In other words, excess mortality underestimates the sum of individual cases where COVID-19 is the direct cause of death. The amount of underestimation depends on how large the share of people who would have died from other causes but died from COVID-19 is. The larger the share, the larger the underestimation. To put it bluntly, COVID-19 kills more people than excess mortality suggests. This is because the expected number of deaths, on which the calculation of excess mortality depends, contains a share of people that would have died from other causes, but were killed by the virus.
These are the main conclusions from the analysis:
- The sum of individual-level cases where COVID-19 was the direct cause of death is not the same as the population-level causal impact of the virus.
- Excess mortality provides a valid estimate of the population-level causal impact.
- When measurement of the individual causes of death is imperfect, excess mortality provides an underestimate of the sum of individual cases where COVID-19 was the cause of death.
- With perfect measurement of the individual causes of death, excess in mortality should be lower than then the sum of the individual case where COVID-19 was the cause of death.
 I suspect some will object that the coronavirus and COVID-19 are never the direct causes of death but only provoke other diseases that ultimately kill people. This is irrelevant for the argument: I use ‘COVID-19 as a direct case of death’ as a shortcut for a death that was caused by COVID-19 provoking some other condition that ultimately kills.

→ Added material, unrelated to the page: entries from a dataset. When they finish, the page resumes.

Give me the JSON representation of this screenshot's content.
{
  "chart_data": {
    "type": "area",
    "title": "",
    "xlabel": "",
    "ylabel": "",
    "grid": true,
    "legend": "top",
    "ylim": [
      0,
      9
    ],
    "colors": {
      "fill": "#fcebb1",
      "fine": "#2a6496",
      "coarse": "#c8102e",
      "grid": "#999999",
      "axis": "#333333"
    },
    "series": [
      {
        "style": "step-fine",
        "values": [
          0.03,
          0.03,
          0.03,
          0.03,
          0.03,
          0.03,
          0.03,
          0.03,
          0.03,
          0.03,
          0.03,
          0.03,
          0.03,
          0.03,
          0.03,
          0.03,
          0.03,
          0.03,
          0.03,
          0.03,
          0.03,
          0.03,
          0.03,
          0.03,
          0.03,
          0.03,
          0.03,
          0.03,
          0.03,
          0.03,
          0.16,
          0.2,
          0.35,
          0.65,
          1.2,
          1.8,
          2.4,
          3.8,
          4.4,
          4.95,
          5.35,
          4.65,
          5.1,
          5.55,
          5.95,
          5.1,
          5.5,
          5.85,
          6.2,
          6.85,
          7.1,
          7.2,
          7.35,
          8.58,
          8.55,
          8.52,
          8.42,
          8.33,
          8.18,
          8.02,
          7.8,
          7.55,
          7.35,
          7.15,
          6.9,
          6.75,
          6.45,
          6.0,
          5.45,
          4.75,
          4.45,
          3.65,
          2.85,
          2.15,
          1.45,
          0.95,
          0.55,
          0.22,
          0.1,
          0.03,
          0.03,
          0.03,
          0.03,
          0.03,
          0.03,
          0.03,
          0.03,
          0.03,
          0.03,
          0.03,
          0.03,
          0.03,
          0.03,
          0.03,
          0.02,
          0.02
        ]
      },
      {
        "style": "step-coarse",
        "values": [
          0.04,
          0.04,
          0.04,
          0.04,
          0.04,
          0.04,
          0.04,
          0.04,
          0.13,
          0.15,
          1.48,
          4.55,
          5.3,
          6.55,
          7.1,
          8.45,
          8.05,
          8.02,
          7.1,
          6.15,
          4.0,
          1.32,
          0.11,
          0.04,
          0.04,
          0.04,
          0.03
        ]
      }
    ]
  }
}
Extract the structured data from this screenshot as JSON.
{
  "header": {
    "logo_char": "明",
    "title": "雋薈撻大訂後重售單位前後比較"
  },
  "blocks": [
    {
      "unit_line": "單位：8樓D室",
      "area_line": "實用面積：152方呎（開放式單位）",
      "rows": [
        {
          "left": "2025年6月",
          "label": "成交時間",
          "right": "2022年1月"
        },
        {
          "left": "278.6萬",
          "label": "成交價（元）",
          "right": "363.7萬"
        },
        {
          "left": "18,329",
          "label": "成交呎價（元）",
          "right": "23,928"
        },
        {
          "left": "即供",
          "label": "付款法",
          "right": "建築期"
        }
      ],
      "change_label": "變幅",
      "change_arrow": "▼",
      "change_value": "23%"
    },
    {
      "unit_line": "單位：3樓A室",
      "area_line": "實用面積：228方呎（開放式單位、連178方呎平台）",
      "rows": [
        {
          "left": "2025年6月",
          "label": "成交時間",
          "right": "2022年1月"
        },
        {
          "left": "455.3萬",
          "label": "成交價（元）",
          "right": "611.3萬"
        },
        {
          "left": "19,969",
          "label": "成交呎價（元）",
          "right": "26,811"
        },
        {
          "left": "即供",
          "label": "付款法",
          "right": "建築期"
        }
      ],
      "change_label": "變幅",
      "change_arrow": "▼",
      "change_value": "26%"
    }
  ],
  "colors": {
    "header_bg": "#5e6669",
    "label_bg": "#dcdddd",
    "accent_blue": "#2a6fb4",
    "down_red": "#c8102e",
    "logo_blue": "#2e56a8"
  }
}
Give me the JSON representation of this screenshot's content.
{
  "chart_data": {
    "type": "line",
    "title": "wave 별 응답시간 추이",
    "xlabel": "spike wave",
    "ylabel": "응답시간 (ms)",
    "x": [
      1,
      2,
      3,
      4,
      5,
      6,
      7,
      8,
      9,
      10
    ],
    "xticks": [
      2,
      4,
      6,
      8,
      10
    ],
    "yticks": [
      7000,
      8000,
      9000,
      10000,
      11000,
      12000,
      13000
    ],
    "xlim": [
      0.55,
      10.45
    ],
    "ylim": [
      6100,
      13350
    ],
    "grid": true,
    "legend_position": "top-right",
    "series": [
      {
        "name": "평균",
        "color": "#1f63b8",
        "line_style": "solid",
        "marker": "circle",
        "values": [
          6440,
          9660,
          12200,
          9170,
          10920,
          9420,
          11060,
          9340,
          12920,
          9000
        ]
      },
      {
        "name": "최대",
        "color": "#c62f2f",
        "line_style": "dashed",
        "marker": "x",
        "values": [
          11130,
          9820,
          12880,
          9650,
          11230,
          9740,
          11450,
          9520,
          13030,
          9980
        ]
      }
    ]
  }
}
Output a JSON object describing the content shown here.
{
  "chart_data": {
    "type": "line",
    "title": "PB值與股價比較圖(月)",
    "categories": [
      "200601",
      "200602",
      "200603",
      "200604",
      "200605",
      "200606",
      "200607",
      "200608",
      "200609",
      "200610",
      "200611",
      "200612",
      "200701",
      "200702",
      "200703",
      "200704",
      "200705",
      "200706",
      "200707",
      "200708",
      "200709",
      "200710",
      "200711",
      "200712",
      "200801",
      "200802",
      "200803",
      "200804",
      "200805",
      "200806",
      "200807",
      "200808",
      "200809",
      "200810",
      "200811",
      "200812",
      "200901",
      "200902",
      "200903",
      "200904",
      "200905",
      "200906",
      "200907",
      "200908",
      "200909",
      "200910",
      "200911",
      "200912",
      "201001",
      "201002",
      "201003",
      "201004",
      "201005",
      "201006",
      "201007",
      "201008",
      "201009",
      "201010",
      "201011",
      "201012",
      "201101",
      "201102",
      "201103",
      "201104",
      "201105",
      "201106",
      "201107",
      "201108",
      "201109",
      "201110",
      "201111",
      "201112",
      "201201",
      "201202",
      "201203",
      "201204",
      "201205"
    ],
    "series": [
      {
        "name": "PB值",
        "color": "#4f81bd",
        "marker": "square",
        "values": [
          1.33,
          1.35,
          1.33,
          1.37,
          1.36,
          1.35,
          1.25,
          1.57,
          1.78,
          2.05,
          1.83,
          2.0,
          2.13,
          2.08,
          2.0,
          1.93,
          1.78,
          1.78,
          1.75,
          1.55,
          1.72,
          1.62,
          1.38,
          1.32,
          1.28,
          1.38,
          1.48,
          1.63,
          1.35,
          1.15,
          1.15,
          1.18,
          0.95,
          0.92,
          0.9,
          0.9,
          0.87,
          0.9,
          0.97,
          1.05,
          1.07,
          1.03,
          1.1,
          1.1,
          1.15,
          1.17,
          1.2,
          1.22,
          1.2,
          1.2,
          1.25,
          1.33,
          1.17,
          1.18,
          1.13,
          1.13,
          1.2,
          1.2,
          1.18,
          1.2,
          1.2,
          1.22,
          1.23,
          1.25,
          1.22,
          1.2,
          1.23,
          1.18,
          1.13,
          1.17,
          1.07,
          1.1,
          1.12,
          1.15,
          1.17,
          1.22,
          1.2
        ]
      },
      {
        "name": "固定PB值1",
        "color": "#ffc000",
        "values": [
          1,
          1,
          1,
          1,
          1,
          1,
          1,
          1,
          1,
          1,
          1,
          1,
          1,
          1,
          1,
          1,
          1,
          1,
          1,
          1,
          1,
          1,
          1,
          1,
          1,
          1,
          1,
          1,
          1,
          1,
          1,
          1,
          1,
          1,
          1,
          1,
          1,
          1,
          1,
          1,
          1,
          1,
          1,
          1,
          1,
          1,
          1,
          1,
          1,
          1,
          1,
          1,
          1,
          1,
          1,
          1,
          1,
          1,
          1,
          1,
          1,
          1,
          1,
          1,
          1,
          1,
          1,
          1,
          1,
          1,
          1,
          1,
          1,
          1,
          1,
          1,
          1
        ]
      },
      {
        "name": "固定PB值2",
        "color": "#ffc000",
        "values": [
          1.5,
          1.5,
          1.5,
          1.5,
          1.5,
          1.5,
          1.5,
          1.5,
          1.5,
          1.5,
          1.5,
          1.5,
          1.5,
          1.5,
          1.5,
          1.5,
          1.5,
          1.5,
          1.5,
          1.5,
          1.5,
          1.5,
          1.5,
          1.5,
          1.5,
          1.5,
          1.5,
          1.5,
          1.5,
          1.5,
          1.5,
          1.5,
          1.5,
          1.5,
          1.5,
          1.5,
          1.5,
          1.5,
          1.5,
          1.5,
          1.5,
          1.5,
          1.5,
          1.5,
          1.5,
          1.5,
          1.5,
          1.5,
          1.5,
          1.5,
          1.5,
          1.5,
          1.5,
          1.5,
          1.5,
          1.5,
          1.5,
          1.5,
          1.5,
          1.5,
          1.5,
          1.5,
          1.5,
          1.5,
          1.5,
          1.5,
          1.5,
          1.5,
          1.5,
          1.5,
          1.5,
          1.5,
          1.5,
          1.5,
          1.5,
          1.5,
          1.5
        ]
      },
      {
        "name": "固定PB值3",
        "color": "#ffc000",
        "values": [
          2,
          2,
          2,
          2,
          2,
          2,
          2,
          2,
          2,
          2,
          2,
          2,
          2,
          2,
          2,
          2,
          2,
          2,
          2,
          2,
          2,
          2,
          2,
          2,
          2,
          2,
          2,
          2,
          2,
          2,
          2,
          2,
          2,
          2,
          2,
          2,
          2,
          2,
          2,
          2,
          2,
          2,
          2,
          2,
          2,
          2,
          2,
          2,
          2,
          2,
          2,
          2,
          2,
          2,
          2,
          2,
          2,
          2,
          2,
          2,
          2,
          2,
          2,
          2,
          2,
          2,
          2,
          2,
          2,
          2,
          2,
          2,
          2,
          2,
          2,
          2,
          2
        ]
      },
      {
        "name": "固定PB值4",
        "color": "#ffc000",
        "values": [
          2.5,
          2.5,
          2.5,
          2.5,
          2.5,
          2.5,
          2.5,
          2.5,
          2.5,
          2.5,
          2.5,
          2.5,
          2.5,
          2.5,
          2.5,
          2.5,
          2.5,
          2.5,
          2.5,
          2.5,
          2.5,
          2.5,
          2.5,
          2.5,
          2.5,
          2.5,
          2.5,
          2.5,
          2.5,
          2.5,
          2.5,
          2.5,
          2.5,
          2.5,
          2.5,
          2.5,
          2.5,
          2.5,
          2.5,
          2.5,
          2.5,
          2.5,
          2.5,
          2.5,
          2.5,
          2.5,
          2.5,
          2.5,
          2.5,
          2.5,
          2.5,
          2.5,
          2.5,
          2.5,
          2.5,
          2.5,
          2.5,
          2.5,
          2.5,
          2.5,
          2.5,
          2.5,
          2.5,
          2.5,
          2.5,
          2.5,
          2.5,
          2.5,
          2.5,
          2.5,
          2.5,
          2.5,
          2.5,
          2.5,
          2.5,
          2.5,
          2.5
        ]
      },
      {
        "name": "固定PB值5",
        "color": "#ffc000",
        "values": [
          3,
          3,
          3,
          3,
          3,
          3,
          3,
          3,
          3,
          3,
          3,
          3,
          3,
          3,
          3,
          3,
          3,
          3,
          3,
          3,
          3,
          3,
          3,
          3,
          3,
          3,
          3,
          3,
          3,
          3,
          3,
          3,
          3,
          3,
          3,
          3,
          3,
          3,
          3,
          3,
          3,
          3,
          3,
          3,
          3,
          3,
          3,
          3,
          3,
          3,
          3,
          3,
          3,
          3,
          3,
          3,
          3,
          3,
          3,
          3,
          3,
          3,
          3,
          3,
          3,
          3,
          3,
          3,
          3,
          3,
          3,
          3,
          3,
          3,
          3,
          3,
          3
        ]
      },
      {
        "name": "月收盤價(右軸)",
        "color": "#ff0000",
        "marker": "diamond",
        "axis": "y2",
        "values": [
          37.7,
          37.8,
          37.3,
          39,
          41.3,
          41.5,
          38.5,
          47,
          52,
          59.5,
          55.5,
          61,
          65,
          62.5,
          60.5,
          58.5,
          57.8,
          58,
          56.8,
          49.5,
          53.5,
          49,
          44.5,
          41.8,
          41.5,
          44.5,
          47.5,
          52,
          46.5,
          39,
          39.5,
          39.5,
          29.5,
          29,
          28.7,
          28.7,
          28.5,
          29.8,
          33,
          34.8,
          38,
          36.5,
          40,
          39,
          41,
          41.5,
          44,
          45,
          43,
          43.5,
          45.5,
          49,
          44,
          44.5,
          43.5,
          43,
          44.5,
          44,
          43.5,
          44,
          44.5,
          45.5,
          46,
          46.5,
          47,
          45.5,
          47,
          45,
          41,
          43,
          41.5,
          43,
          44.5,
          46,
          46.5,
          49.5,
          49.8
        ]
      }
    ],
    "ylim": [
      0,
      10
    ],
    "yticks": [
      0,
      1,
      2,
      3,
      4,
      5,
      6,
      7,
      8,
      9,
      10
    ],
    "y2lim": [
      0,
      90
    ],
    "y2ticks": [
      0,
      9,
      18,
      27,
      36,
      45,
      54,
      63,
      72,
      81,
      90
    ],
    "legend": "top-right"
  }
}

 Formally, for people in cell B, COVID-19 is a sufficient but not necessary condition for dying within a certain period. For people in cell A, COVID-19 is both necessary and sufficient. Because of the counterfactual definition of the population-level effect, it only tracks cases where the cause was both necessary and sufficient.
 In reality, the models used to predict and estimate the expected mortality are imperfect and incorporate considerable uncertainties. These uncertainties compound the estimation problems discussed in the text, but the problems will exist even if the expected mortality was predicted perfectly.
 Extending the analysis to include indirect effects of COVID-19 and the policy responses it led to is interesting and important but very challenging. There are multiple plausible mechanisms for indirect effects, some of which would act to decrease mortality (e.g. less pollution, fewer traffic accidents, fewer crime-related murders, etc.) and some of which would act to increase mortality (e.g. due to stress, not seeking medical attention on time, postponed medical operations, increases in domestic violence, self-medication gone wrong, etc.). The time horizon of the estimation becomes even more important as some of these mechanisms need more time to exert their effects (e.g. reduced pollution). Once we admit indirect effects, the calculation of the direct population-level effect of COVID-19 from excess mortality data becomes impossible without some assumptions about the share and net effect of the indirect mechanisms, and the estimation of the sum of individual-level effects becomes even more muddled.